Hace raised his fist in the air, smiling as the crowd applauded. His opponent, Evrin Walsh, had frozen in place, horrified by his mistake—one step over the boundary. Hace hadn’t thrown a single punch throughout their match. He simply dodged everything Evrin threw at him, leading him perilously close to the ring boundary, and then gave him one powerful, sorcerous shove. Just like that it was over.
Hace approached Evrin with his hand extended. Evrin put on a shit-eating smirk, trapped by the expectations of amagiate sportsmanship, and attempted to crush Hace’s hand. Hace reinforced his grip with his wyrd and let Evrin do his worst.
“Fuckin’ scatch,” Evrin said from behind his smile.
Hace just laughed. I may only be half-human, but I’m twice the man you are.
He looked to the crowd, spotting his small cheering squad. His aunt and mother—who was having a good day so far—were clapping and whooping. Cyphira shouted something he couldn’t make out. Glem said something to Senice, and they both shook their heads with exasperation. And Drav roared like a psychopath, both fists raised in the air.
Hard to believe we already made it this far.
In the end, the masters elected to shorten the practical part of the Chirothecam rather than adjusting the school’s calendar. The dimensional labyrinth came to an uneventful close. I mean, aside from the fact that there’s a fugitive angel living in Pensey’s head, and that CIC Officers are actively patrolling the campus. Hace tried to touch base with Valmont over the weekend, only to have her scold him for “potentially drawing attention,” to them. All she said was that Averael wasn’t satisfied that the danger had passed yet.

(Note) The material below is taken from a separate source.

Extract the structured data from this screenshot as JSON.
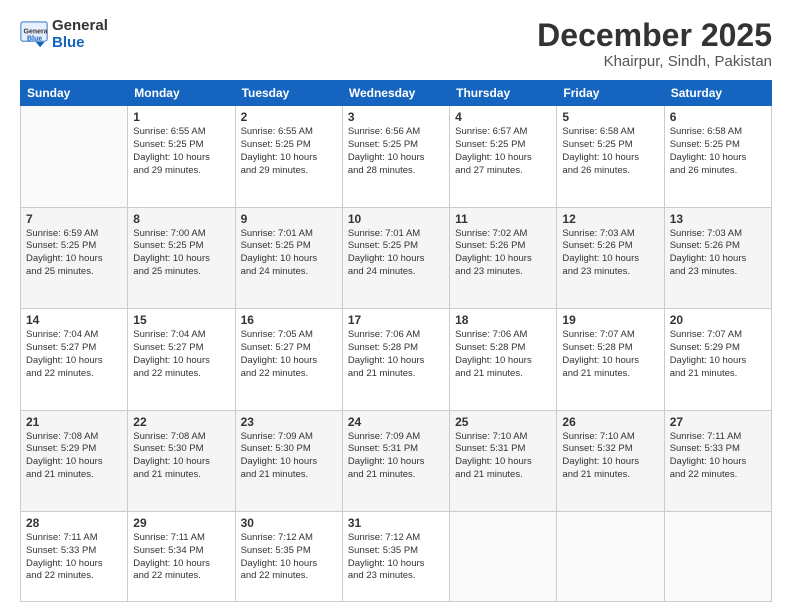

As Hace left the court, he passed Drav in the hallway leading to the seats. He was up next. Drav gave him a high five and said, proudly:
“You flew him like a kite.”
“I know you’ll be tempted, but try not to kill him, Drav,” Hace joked.
“No promises,” Drav said, his smile wolfish.
Hace laughed. I can’t blame him. I have been waiting for this match-up all day. Drav went to the warm-up area and started to stretch, squat, and jog in place. Hace made his way to the seats and sat between his mom and Cyphira.
“Welcome to the round of sixteen,” Cyphira said.
“I’m coming for you, Cy,” Hace warned.
Her gold eyes seemed to glow at his words, and she replied:
“No shit. If you don’t make it to the semi-finals, death is your only acceptable excuse.”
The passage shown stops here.